We need to raise the floor and raise the ceiling
The second strand builds on the previous by adding the government angle, including training on the devolution settlement or public finances. Although the third strand (leading and managing) is not exclusive to the public sector, Dow says that is particularly important to compensate for the traditionally greater focus the Civil Service has given to leadership qualities.
“There's a very strong message being sent, a sort of cultural shift we need to make, which is parity of status between leadership and management,” Dow says, adding that to run government effectively, being able to manage people, projects and budgets is essential and not the same as being able to lead.
“We are coming out of a period where there has been a lot of focus on leadership and the qualities of leadership we need, but slightly less focus on the truly essential, precise, skills of management, which may be less glamorous and a slightly side-lined discipline.”
Strands four and five take up a place at the top of the skills ‘pyramid’ and focus on more niche skills and specific areas of government required to work effectively in UK public policy. Although the specialist skills of the fourth strand are designed around the professions and functions of government and as such relevant to every department, Dow says, but are “sort of procedural skills”.
Specialist skills and domain knowledge are strands emphasising science, technology, digital and data, which are needed to navigate the policy challenges of a “global Britain”.
To be able to rise to the echelons of the Senior Civil Service, Dow says that any civil servant needs some basic understanding of data analysis, predictive analysis, prescriptive analysis and diagnostic analysis.
“Not everyone needs to be a mechanic, but everyone needs to know enough to drive the car," she adds. "In Government you need to be comfortable with digital technology, for digital public services, and competent in data analysis.
"I was very conscious during the pandemic that understanding of the physical sciences and competence in data was essential to give good advice to ministers, and to be a good receiver and interpreter of advice from scientists.
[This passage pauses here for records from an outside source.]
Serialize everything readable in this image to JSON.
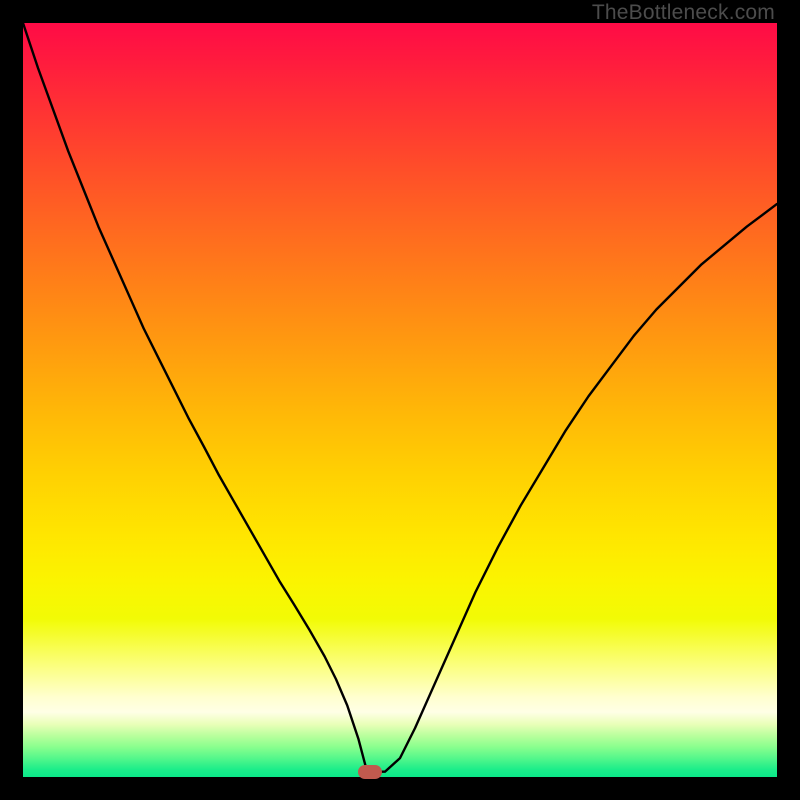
{
  "watermark": "TheBottleneck.com",
  "colors": {
    "frame": "#000000",
    "curve": "#000000",
    "marker": "#c05a4e"
  },
  "chart_data": {
    "type": "line",
    "title": "",
    "xlabel": "",
    "ylabel": "",
    "xlim": [
      0,
      100
    ],
    "ylim": [
      0,
      100
    ],
    "grid": false,
    "legend": false,
    "series": [
      {
        "name": "bottleneck-curve",
        "x": [
          0.0,
          2.0,
          4.0,
          6.0,
          8.0,
          10.0,
          12.0,
          14.0,
          16.0,
          18.0,
          20.0,
          22.0,
          24.0,
          26.0,
          28.0,
          30.0,
          32.0,
          34.0,
          36.0,
          38.0,
          40.0,
          41.5,
          43.0,
          44.5,
          45.5,
          46.5,
          48.0,
          50.0,
          52.0,
          54.0,
          56.0,
          58.0,
          60.0,
          63.0,
          66.0,
          69.0,
          72.0,
          75.0,
          78.0,
          81.0,
          84.0,
          87.0,
          90.0,
          93.0,
          96.0,
          100.0
        ],
        "y": [
          100.0,
          94.0,
          88.5,
          83.0,
          78.0,
          73.0,
          68.5,
          64.0,
          59.5,
          55.5,
          51.5,
          47.5,
          43.8,
          40.0,
          36.5,
          33.0,
          29.5,
          26.0,
          22.8,
          19.5,
          16.0,
          13.0,
          9.5,
          5.0,
          1.2,
          0.7,
          0.7,
          2.5,
          6.5,
          11.0,
          15.5,
          20.0,
          24.5,
          30.5,
          36.0,
          41.0,
          46.0,
          50.5,
          54.5,
          58.5,
          62.0,
          65.0,
          68.0,
          70.5,
          73.0,
          76.0
        ]
      }
    ],
    "annotations": [
      {
        "type": "marker",
        "shape": "pill",
        "x": 46.0,
        "y": 0.7,
        "color": "#c05a4e"
      }
    ],
    "background_gradient": {
      "direction": "vertical",
      "stops": [
        {
          "pos": 0.0,
          "color": "#ff0b46"
        },
        {
          "pos": 0.5,
          "color": "#ffb400"
        },
        {
          "pos": 0.78,
          "color": "#f5fb00"
        },
        {
          "pos": 0.9,
          "color": "#ffffd8"
        },
        {
          "pos": 1.0,
          "color": "#0be889"
        }
      ]
    }
  }
}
I don’t think that’s going to change.”
Dow concludes saying that the new Curriculum and Campus for Government Skills is not reinventing Sunningdale. In fact, she says that a “quasi-academic faculty” based in a stately house would not attract the right people needed in the Civil Service for a ‘levelled up’ Britain.
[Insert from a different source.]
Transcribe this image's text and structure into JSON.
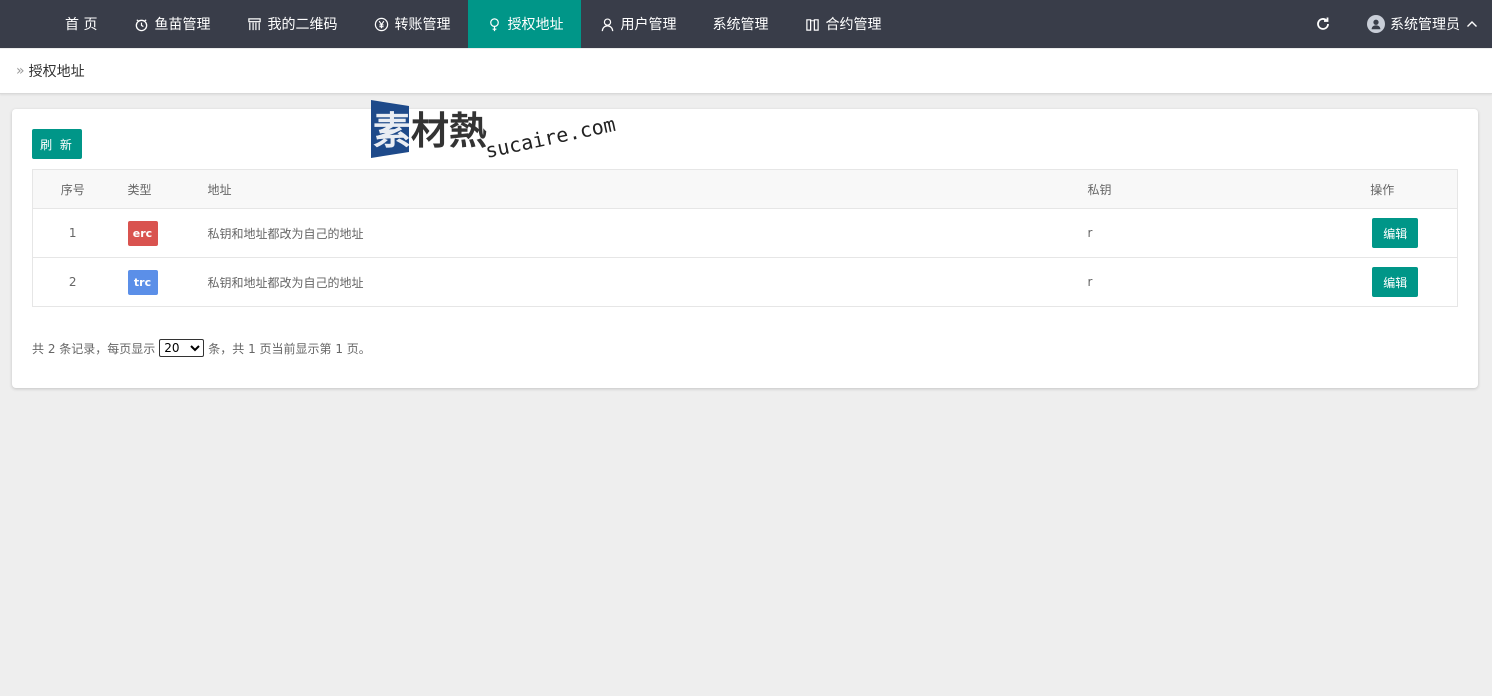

"We want to have the best training and development offer, so every civil servant, wherever they are, whatever they do, will get the skills and knowledge required to match their commitment to delivering public service," Dow says.
“Those of us who went to courses at Sunningdale really enjoyed them but if I'm being very critical, we made it too easy to argue the irrelevance of Sunningdale after 2010, because it had become too separate from the knowledge, skills and networks that were needed in the day-to-day work of civil servants."
"The idea of a Campus using all the different government sites that already exist across the UK (the Emergency Planning College at York, the College of Policing in Darlington, etc.) maintains relevance. It sends a more powerful, unifying, message about what the Civil Service is.”